Das ist offensichtlich, wenn wir versuchen, Vergleiche zwischen Ländern anzustellen – ist ein Babyboomer in Israel, die erste Generation, die in einer neuen Demokratie geboren wurde, vergleichbar mit einem Südkoreaner, der in einer Autokratie aufwächst? Es wird auch zunehmend wackeliger, wenn wir ein Land im Detail betrachten. Die erste Gruppe britischer Babyboomer hatte Rationierung und kein Fernsehen bis zu ihren Teenagerjahren. Die letzten der Kohorte hatten kommerzielles Fernsehen und freien Zugang zu allem, was sie sich leisten konnten. In Großbritannien beginnt die „Generation“, die den Babyboomern folgte, Generation X, mit Leuten, die einen Termin mit der Regierung vereinbaren mussten, um eine Telefonleitung einbauen zu lassen, und endet mit Leuten, die MTV schauen.

Es ist trivialerweise richtig zu sagen, dass die Umstände Ihrer Geburt und die sozialen, technologischen und wirtschaftlichen Trends, die Ihre Erziehung geprägt haben, Einfluss darauf haben, wie Sie wählen und wie Sie konsumieren. Was jedoch wirklich nützlich ist, ist, diese Ereignisse genau abzugrenzen, anstatt auf die Boomer zu schauen, aufzugeben und den Rest der Altersverteilung in banale Zwei-Jahrzehnt-Bands aufzuteilen.

Ein Grund, warum Boomer im Vereinigten Königreich zu den Wahlschocktruppen der Rechten geworden sind, ist, dass ihre bessere Gesundheit und Langlebigkeit im Vergleich zu ihren Eltern und Großeltern bedeutet, dass wohlhabende Boomer länger leben.
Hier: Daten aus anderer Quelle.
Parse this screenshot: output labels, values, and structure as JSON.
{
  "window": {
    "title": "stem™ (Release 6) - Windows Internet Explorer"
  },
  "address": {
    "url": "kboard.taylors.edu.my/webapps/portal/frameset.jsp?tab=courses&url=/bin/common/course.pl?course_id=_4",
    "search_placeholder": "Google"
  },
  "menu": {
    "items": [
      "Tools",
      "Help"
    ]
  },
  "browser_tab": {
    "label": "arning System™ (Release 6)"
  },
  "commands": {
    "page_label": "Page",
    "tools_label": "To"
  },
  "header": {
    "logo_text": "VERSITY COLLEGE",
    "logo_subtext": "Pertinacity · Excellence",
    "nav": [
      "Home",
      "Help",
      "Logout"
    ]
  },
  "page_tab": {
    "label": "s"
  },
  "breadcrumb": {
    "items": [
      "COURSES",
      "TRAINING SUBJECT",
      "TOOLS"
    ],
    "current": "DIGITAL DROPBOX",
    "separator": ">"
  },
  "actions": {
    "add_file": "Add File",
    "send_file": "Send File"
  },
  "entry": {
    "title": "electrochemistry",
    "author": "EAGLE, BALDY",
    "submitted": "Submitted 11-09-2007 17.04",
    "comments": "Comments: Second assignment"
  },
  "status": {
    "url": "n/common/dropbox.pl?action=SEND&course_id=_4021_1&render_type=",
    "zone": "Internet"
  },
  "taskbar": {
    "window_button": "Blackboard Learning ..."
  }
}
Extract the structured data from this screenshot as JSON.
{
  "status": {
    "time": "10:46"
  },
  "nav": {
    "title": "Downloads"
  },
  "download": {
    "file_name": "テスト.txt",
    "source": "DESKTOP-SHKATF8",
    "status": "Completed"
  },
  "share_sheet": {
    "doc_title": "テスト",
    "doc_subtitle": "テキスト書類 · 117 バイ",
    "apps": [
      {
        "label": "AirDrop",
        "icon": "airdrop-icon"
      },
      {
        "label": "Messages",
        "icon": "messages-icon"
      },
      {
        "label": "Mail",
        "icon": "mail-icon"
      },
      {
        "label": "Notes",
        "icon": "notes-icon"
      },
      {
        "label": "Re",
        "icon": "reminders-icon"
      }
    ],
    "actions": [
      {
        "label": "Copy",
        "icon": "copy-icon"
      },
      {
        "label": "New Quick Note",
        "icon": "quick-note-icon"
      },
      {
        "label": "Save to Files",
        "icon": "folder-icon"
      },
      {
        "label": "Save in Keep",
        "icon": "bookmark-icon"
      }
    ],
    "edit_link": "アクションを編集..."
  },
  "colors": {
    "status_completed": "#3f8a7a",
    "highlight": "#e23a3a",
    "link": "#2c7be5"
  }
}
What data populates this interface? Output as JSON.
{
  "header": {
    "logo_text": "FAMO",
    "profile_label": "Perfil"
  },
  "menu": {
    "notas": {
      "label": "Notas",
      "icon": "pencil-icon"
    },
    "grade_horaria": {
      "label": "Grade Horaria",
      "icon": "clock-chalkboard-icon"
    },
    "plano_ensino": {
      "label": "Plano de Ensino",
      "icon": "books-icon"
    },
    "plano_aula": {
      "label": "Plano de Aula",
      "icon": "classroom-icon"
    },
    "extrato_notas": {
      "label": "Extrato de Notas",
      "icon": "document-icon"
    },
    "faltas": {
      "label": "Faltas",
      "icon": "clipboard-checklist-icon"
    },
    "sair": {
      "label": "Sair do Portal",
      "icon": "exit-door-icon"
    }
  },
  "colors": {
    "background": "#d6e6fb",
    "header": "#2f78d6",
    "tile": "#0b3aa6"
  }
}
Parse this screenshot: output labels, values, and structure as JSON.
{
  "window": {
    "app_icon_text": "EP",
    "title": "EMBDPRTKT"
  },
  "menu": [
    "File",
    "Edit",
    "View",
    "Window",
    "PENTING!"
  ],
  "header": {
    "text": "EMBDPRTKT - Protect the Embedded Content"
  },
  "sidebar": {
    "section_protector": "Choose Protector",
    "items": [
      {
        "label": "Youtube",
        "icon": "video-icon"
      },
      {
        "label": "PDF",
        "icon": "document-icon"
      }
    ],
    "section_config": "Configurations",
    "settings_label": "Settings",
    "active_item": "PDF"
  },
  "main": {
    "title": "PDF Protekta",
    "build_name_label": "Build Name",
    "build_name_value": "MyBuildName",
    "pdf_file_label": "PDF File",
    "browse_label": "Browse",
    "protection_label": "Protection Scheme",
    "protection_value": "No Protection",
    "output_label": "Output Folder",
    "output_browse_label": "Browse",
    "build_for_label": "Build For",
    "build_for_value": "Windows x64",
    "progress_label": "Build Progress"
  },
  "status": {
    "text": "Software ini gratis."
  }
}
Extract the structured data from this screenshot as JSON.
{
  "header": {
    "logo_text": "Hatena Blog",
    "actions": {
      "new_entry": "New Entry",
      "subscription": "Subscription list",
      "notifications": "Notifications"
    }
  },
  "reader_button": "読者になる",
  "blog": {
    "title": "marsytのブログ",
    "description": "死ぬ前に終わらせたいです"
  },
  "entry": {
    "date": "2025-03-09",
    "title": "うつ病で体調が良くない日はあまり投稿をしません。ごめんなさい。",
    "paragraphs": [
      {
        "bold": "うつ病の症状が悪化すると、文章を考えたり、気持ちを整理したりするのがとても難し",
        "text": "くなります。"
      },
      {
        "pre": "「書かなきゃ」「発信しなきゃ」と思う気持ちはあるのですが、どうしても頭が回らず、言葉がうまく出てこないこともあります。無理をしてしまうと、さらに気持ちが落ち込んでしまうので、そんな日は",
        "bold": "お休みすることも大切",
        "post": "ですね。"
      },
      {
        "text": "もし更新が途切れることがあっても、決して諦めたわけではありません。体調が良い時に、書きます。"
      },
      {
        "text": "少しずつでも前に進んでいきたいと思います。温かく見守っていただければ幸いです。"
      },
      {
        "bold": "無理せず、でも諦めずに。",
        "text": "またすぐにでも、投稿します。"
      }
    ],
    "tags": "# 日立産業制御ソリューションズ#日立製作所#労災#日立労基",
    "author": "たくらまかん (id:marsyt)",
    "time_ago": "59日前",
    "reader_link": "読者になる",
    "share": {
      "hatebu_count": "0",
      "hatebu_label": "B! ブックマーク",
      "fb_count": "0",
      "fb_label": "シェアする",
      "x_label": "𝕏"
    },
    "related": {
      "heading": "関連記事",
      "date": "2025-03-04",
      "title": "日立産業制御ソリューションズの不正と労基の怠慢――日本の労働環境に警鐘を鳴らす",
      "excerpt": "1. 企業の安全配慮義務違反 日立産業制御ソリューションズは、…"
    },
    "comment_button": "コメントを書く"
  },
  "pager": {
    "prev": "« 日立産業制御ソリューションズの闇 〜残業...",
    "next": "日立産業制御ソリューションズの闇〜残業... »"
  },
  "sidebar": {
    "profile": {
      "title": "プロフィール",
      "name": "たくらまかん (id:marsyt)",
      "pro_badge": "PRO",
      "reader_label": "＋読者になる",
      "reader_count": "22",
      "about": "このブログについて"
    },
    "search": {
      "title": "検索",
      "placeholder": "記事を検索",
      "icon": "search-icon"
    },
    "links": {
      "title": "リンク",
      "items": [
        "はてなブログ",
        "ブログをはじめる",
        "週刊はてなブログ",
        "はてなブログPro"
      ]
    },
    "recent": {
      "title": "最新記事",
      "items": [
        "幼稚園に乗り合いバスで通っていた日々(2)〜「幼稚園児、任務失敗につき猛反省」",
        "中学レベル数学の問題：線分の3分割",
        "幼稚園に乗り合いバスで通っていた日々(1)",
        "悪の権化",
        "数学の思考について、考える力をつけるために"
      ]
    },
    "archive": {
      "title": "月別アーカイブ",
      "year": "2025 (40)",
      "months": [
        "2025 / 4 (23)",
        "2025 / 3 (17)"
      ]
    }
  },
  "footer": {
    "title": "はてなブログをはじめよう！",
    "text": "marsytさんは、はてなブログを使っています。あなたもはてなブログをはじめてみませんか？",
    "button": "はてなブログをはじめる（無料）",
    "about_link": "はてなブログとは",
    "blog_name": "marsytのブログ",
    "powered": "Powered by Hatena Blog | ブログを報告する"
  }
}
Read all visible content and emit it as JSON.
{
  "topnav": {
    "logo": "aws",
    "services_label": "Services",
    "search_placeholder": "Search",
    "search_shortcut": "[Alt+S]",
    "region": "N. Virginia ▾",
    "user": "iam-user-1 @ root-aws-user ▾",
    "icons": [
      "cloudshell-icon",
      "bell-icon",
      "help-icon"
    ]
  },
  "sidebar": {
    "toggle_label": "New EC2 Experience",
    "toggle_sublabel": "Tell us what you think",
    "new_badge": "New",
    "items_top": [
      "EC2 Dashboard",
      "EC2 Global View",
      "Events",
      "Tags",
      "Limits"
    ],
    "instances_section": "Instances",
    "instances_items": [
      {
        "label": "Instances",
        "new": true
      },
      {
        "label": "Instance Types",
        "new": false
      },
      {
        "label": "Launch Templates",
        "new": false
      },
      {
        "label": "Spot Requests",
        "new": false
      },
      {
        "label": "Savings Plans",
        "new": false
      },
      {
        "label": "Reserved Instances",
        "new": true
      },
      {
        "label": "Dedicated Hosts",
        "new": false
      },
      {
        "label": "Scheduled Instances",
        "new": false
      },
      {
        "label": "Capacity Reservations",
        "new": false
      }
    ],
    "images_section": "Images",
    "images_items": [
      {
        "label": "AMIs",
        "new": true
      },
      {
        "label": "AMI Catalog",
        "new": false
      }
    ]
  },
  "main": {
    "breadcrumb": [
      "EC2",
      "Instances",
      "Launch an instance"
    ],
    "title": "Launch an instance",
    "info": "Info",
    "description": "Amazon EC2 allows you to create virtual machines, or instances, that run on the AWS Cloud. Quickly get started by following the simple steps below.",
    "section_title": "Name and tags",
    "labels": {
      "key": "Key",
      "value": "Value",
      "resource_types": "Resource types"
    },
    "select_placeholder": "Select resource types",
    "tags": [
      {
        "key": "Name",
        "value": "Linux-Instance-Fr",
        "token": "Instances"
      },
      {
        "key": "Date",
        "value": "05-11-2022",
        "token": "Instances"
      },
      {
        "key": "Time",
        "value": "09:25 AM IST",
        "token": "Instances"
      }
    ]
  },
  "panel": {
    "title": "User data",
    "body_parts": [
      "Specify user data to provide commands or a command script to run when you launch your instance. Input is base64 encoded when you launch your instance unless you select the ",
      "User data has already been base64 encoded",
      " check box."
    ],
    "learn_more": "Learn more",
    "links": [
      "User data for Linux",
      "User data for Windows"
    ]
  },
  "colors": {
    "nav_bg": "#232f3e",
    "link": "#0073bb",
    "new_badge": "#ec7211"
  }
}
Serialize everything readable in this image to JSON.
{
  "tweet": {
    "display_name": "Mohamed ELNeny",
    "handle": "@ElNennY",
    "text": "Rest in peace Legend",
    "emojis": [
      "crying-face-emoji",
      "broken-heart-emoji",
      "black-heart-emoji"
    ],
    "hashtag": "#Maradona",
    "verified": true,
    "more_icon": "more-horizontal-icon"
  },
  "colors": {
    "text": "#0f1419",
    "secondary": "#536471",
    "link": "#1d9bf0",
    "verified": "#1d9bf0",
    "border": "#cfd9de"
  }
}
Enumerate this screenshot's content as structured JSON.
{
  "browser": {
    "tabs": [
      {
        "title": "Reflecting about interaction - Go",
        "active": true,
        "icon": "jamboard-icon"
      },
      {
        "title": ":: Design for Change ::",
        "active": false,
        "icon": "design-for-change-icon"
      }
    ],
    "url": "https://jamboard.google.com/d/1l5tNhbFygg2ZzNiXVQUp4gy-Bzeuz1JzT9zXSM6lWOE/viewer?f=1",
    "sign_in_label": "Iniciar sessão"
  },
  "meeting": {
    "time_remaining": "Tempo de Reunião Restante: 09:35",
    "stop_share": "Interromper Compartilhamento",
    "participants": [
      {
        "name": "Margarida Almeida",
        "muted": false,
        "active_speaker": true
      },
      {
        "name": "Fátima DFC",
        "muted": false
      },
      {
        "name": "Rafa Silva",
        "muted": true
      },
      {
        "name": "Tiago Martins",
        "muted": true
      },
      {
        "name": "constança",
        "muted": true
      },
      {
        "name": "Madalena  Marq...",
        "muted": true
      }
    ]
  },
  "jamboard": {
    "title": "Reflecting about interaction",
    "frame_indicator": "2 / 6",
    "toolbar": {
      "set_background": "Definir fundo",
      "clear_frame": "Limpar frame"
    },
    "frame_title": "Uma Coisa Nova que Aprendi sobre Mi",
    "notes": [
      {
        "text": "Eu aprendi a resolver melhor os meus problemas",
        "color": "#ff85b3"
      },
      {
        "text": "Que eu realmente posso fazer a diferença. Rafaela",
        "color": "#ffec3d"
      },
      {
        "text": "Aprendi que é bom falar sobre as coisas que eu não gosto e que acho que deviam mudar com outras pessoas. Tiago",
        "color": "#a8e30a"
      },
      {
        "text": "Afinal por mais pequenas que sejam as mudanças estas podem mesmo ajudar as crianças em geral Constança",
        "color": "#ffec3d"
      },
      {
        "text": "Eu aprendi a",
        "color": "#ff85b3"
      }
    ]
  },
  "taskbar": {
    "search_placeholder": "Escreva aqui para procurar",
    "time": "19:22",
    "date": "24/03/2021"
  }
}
Aber wenn die Boomer auszusterben beginnen, wird die große Welle der Boomer-Erbschaften die Politik neu gestalten: und zeigen, dass die wirkliche Kluft in der britischen Politik immer noch darin besteht, wem Vermögen gehört.

Gelegentlich können traumatische Ereignisse einen Strich durch die Rechnung machen und die Art und Weise, wie verschiedene Kohorten abstimmen, verändern. Ein Grund, warum jüngere Generationen in Israel eher rechte Parteien wählen, ist, dass sie vor dem Hintergrund eines politischen Versagens auf der Linken und einer wachsenden Sicherheitsbedrohung erwachsen wurden. Es scheint wahrscheinlich, dass die Kohorte, die einen großen Teil ihrer Schulbildung im Lockdown erlebt hat, sich ziemlich von denen davor und danach unterscheiden wird. Sie lassen sich nicht einfach in überschaubare Brocken aufteilen: Die Kohorte, die nur niedrige Zinsen kannte, ist kleiner als die Kohorte, die zu Hause Fernsehen hatte.

Was diese wirklich unterschiedlichen Gruppen eint, ist, dass sie von bestimmten Ereignissen beeinflusst wurden. Entscheidend ist, ob Ihre Kohorte durch das Ende des Krieges in Europa, Covid, die Zweite Intifada, Fortschritte in der Herz-Kreislauf-Medizin oder die weit verbreitete Einführung mobiler Telekommunikation definiert ist. Keine oberflächlichen Fragen, ob Sie Nachrichten auf dem Anrufbeantworter hinterlassen oder den Anstand haben, einfach eine SMS zu senden.